Helen has worked under the banner of the PINC and STEEL Cancer Rehabilitation Trust since 2009. Through this work, she strives to give cancer patients hope, strength and courage. Her latest fund-raising project is ‘STILL ME’ – an art-photography exhibition for which the models are cancer patients and cancer survivors.

Talented photographer Jose Gay Cano has generously given his time and expertise behind the lens to capture beautiful images of women who have faced a cancer diagnosis and fought the cancer battle. Sadly, not all of them have beaten it.

Next month, the STILL ME art exhibition will open for just three days. Later in the year (just in time for Christmas) a very beautiful STILL ME book of Jose’s photographs will be published. I have been given the honour of donning my journalist’s cap to write the words to go with these truly stunning images.

So, if you live in my fair city - Nelson, New Zealand – or if you’ll be visiting Nelson next month, please consider supporting this wonderful project.

As Helen says: “The women in this project are mothers, daughters, sisters, partners and friends. Cancer can affect us regardless of our age, gender, ethnicity and lifestyle. My goal is to highlight the need for specialised cancer rehabilitation services and to fund men and women in Nelson to access these services.”

STILL ME – exhibition at The Granary at Founders Park, Atawhai Drive, Nelson.

Gala Opening - 7pm Thursday, September 26.

Exhibition open daily until Saturday afternoon, September 28th

TICKETS: Activate Physiotherapy - (03) 548 - 2622

GALA Opening Night tickets, $69

Entry to the exhibition by koha (donation) at the door.

*** Just 12 weeks ago, Jose photographed Wendy Bee for the 'Still Me' project.

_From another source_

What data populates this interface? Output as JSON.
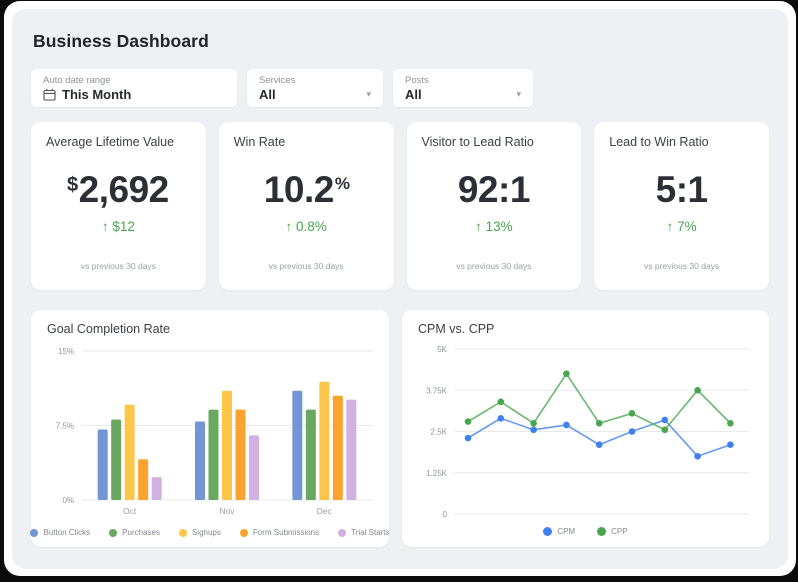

She loved being a part of the project and her images are truly beautiful - Jose certainly captured the sparkle in her eyes; her vitality.

This afternoon (August 14) I attended Wendy's farewell (she did not want it to be called her funeral) and listened to the wonderful stories and memories shared with us by her family and closest friends. She was 67 - a wife, mother, grandmother and much-loved friend to many. Rest in peace, Wendy.

Wendy's images will be a part of the Still Me Exhibition. Our thoughts are with her husband Roger and family.